I’m writing this post on the bus to the airport, but it hasn’t quite sunk in yet that I’m going on holiday. I’m not quite sure at what point it will – the whole lead up to this current trip hasn’t quite been the way it would usually be when planning a long haul trip. For the last week I’ve had people asking me if I’m excited, and the honest answer has been that I haven’t really been sure. I feel like I ought to be, and I have had moments of looking forward to it, but for someone who is usually a bit like Tigger before going away, I’ve not really been the same about heading to India.
I know I’ll have a great experience and that I’ll throw myself into it once I’m there, but I think there are a few reasons why this trip feels quite different.
Firstly, it wasn’t a trip I’d really planned to do. If you’d told me a year, or even nine months ago, that I was going to be going to India I probably would have been quite confused. I know it’s top of a lot of people’s bucket lists and I’m very fortunate to go, but it’s never been somewhere I’ve imagined myself going. We’ve been invited to a wedding and I’m thrilled to see our friend get married in their home country, but if it hadn’t have been for the wedding I probably could have trundled through life quite happily without stepping foot in India.
It also feels very soon after our last trip which we’d expected to be our last big trip for quite some time. It’s not often you get an invitation to the other side of the world while you yourself are hundreds of miles away from home. It felt like too good an opportunity to miss, so obviously our plans have adapted, but it’s odd going away somewhere that you hadn’t really planned to. I also don’t usually go away at this time of year, so it feels somewhat surprising to be going away for a few weeks now. Don’t get me wrong, I’m looking forward to some time off work, but it actually feels a bit odd to be going away at a time when I don’t really feel like I need a break (Christmas wasn’t really that long ago), whereas the last few years whenever I’ve taken time off it’s felt like it’s been overdue!
I’m also not sure I’ve ever traveled anywhere where I’ve felt such a sense of trepidation about going. Where the guide books have been full of stories about scams, where the friends who have already been use words like ‘overwhelming’ to describe the experience, and the ones who’ve traveled out a few days ahead have been full of advice to ignore everyone and act like you know what you’re doing and where you’re going. For someone who struggles with spicy food, has a phobia of needles (we’ve needed quite a few injections to go) and isn’t a huge fan of crowded cities, it’s not surprising that India never made it to my list of dream destinations. With every new thing I’ve learned, it’s been a really strange balance between anxiety and excitement.
When you tell people you’re going to India you tend to get quite a reaction. Those who have been are really keen to impart their hard earned knowledge and advice from their own experiences (and this has been invaluable in helping us prepare!). Whether it’s to book a driver, pack a scarf or to avoid certain types of food, everyone has tips to share and are only too happy to answer questions. For those who’ve never been you’re either met with an envious response (because it’s definitely on their bucket list!), or one of awe, as if by going to India you’ve entered a whole new level of travel experience.
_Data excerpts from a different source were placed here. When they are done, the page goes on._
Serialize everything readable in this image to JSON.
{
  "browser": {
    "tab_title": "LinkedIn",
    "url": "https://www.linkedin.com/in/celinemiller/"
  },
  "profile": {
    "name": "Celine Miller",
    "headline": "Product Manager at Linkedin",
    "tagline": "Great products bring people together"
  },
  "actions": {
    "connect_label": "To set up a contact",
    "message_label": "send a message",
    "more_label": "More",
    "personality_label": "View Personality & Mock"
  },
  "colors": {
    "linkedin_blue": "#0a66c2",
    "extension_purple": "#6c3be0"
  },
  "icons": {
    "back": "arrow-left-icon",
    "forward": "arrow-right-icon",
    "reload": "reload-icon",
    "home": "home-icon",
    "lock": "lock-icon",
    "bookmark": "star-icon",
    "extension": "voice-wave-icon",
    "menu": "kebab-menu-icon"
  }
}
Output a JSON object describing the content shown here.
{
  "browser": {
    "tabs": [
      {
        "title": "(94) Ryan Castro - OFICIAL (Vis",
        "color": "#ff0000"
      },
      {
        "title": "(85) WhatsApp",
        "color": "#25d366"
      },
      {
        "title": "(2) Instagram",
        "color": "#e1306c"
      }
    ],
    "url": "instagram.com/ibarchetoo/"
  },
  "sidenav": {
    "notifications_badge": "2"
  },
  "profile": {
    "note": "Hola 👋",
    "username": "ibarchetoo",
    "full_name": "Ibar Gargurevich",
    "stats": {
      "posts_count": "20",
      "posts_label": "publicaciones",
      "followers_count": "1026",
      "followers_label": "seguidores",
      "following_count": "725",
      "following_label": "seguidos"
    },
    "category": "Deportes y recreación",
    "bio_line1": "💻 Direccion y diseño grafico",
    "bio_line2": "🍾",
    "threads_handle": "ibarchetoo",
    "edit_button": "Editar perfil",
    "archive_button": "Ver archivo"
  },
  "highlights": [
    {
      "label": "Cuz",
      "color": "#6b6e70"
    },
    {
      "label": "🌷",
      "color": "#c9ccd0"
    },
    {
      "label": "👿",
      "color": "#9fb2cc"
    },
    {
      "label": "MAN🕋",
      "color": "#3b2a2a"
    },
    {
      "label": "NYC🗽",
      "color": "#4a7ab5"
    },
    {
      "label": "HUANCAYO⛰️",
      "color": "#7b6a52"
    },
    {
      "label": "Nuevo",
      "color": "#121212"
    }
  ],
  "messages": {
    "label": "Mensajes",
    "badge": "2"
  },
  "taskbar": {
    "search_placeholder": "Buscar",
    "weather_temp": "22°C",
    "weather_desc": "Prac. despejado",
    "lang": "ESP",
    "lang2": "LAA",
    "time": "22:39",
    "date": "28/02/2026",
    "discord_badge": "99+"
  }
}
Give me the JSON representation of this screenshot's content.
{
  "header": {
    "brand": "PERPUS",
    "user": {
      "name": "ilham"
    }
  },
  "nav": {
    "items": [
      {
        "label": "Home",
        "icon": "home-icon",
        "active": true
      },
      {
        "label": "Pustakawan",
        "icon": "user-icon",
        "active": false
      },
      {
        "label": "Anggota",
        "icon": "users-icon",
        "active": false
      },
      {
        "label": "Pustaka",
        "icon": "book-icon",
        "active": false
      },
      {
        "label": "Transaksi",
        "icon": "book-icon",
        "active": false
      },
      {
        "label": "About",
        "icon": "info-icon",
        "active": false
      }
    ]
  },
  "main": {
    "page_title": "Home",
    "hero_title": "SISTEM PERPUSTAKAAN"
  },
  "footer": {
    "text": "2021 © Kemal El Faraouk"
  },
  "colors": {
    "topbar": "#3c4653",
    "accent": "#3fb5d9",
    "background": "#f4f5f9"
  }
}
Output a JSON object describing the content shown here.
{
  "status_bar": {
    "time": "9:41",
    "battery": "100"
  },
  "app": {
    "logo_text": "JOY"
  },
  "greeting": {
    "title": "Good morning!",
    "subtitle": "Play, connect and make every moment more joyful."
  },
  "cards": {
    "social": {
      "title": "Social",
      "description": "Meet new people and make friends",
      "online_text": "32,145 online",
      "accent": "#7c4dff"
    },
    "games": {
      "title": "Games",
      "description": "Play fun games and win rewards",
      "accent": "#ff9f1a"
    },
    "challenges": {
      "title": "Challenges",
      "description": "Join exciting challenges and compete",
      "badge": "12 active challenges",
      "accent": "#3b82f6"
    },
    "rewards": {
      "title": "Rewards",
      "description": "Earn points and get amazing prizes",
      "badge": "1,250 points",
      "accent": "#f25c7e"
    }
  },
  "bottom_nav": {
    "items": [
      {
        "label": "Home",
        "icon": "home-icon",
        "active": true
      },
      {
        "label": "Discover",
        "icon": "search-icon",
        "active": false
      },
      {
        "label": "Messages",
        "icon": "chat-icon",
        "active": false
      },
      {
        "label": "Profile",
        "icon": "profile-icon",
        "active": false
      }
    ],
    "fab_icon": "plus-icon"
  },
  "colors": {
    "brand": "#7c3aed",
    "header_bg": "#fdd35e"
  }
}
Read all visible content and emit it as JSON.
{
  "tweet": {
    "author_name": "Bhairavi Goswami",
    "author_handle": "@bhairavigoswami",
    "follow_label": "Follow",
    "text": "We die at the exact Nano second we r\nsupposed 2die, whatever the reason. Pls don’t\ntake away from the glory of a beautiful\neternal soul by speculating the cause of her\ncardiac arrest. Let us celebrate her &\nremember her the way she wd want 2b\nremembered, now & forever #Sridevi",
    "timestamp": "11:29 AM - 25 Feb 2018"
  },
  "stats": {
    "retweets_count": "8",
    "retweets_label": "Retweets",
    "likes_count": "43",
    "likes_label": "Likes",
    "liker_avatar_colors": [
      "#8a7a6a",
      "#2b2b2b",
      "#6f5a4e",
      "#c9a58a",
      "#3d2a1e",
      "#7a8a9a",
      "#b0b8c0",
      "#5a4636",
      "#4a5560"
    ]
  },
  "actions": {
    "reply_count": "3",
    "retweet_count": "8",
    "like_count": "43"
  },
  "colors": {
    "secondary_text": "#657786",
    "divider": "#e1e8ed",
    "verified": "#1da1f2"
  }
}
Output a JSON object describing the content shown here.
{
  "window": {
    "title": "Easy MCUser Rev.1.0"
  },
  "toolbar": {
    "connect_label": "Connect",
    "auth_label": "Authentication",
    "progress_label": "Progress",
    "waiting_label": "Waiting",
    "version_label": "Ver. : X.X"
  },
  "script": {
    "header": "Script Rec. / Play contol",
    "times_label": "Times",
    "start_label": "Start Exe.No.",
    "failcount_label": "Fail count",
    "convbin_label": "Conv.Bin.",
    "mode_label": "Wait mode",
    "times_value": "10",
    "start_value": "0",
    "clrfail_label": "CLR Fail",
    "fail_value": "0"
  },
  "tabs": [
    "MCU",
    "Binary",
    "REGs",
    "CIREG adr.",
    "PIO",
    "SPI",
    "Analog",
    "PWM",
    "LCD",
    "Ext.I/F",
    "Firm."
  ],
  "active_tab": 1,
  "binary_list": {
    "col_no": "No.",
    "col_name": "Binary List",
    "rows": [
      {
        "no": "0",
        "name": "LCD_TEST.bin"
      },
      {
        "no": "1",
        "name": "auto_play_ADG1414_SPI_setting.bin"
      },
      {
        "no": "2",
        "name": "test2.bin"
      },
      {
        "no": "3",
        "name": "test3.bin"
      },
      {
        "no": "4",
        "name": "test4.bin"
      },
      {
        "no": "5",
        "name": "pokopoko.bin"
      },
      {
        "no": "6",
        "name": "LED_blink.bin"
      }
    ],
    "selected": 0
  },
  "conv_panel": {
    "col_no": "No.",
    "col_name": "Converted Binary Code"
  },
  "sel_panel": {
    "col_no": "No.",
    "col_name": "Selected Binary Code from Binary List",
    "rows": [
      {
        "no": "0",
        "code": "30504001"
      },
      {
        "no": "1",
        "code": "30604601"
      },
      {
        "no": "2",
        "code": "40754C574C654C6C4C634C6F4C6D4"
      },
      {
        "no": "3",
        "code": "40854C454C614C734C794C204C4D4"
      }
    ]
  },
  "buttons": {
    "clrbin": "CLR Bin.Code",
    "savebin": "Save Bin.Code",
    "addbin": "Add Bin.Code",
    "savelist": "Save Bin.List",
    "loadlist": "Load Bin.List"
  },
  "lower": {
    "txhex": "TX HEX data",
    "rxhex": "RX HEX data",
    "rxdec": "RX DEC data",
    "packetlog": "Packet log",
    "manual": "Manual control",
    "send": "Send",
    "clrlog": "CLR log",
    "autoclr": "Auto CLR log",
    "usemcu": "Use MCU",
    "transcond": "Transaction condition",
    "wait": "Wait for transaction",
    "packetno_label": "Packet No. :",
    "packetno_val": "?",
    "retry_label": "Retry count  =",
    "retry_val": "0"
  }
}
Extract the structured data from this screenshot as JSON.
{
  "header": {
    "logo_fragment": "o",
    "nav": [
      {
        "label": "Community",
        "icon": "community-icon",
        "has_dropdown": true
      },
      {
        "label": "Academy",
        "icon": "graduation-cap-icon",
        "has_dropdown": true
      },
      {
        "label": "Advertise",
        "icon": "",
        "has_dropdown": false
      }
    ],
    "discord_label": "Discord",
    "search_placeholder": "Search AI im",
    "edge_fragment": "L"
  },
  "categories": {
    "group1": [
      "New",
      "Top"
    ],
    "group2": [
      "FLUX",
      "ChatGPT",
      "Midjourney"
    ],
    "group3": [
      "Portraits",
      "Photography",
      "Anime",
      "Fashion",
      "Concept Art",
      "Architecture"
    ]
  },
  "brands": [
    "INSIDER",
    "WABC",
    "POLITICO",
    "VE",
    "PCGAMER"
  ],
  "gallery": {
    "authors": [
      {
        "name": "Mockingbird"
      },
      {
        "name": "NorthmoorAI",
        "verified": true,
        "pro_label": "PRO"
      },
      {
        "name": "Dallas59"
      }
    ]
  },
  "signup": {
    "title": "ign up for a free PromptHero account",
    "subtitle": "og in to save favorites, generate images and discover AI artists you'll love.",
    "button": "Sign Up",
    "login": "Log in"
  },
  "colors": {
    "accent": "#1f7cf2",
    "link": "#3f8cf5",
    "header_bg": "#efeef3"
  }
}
I consider myself to be reasonably well traveled, but I know that I’ve never been somewhere quite so different to home. This is exciting – part of the reason to travel is to broaden your horizons and are you really doing that if you only ever go somewhere that’s like home?! But it’s also made me very conscious of all the differences and concerned about how I’ll cope with them. For the first time in a long time, we don’t have a day by day itinerary (other than where we’re changing location) simply because we think we’ll need built in down-time to acclimatise.
So what am I looking forward to? Obviously the wedding! I’m also looking forward to the bizarre university reunion the wedding will bring about, seeing lots of friends from different places. I’m hopeful we’ll see tigers, as we’re heading to a national park as part of our trip. I’m really looking forward to seeing the Taj Mahal, and the Amber Fort – places I’ve seen plenty of photos of but never actually imagined being there. And what am I anxious about? Toilets. The crowds and pollution. The poverty. The food (although I really hope it won’t take long for me to just be excited by this).
The word I keep using to describe this trip is ‘experience’. I don’t know yet if I’ll love it or hate it, or most likely have shades of both over the course of the time we’re away, but one thing it will certainly be is different, and I’m sure I’ll learn a lot from it.
Have you ever been to India? How did you find it?